This project demonstrates how to build a simple Question Answering (QA) system over the contents of a PDF file using modern open-source AI tools, vector databases, and local language models. The solution extracts, embeds, stores, and queries PDF text using LangChain, HuggingFace embeddings, Groq LLMs, and an AstraDB vector store powered by Cassandra.
- PDF Parsing: Extracts text from a given PDF file.
- Text Chunking: Splits PDF text into manageable chunks for embedding.
- Vector Storage: Stores vector embeddings in a Cassandra-powered AstraDB instance.

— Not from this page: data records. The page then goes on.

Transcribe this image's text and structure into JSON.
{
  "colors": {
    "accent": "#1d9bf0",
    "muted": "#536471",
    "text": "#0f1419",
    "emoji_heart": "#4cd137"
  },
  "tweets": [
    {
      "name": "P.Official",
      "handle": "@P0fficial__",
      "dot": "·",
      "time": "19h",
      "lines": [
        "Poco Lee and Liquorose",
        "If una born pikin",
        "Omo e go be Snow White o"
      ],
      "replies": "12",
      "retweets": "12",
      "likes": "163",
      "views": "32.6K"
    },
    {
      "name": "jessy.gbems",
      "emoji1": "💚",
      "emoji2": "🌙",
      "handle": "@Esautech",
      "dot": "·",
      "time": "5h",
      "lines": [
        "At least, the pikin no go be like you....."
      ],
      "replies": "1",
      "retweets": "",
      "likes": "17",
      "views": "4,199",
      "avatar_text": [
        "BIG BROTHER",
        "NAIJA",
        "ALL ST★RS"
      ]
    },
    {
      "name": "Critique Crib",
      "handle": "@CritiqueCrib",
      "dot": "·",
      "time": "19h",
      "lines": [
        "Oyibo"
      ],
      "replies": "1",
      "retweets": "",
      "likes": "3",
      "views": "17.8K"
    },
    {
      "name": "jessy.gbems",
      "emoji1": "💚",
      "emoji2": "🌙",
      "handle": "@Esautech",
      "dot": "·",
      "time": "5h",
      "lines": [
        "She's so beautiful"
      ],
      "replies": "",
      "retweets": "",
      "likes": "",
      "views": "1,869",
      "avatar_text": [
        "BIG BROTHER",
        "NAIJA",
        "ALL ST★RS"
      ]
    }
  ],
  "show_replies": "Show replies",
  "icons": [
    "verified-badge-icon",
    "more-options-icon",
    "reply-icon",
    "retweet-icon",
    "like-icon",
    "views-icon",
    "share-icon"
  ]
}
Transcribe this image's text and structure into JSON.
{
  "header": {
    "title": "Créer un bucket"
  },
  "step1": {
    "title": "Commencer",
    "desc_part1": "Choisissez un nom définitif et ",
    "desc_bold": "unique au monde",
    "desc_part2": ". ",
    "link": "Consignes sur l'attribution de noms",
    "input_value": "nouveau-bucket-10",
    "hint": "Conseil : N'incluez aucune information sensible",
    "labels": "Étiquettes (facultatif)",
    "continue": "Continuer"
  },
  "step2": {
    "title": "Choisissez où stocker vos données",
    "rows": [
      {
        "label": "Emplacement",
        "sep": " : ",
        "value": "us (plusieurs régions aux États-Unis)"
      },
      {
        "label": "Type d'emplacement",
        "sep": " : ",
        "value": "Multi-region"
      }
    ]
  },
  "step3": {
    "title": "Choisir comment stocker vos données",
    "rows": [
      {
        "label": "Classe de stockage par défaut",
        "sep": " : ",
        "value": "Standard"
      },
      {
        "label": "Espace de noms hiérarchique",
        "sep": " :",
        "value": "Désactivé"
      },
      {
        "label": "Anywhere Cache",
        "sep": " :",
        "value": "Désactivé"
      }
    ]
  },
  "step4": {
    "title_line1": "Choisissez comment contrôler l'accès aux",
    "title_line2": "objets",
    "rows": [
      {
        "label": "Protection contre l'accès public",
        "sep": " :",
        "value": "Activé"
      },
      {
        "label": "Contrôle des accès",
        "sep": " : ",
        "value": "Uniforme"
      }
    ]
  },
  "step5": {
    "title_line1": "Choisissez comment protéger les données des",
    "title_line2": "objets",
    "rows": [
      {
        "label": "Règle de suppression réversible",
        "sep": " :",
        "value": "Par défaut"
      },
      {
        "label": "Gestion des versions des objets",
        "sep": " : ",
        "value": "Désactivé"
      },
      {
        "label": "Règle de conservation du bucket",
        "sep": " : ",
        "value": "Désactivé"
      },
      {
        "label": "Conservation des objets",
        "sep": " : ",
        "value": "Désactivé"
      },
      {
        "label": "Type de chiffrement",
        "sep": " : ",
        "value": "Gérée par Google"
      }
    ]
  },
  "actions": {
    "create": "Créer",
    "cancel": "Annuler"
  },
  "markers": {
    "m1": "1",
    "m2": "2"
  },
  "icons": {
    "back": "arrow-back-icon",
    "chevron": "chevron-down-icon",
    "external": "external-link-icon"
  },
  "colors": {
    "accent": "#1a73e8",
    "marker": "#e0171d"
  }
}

- Semantic Search & QA: Runs similarity search and retrieves answers using local LLMs.
- Interactive QA Console: Enables user to ask questions about the PDF content.
- Python 3.10+
- An AstraDB account and API credentials
- Groq API keys for LLM access
- HuggingFace Transformers and embeddings
- Required Python libraries (see below)
- Clone the Repository
git clone https://github.com/prakhar175/PDF-qa-with-AstraDB.git
cd PDF-qa-with-AstraDB- Install Dependencies
pip install -r requirements.txt- Environment Variables
Create a .env file in the root directory with:
-Get your own keys
ASTRA_DB_APPLICATION_TOKEN=your_astra_db_app_token
ASTRA_DB_ID=your_astra_db_id
GROQ_API=your_groq_api_key
- Prepare Your PDF
- Place the PDF you want to query (e.g.,
Artificial_intelligence.pdf) in the working directory.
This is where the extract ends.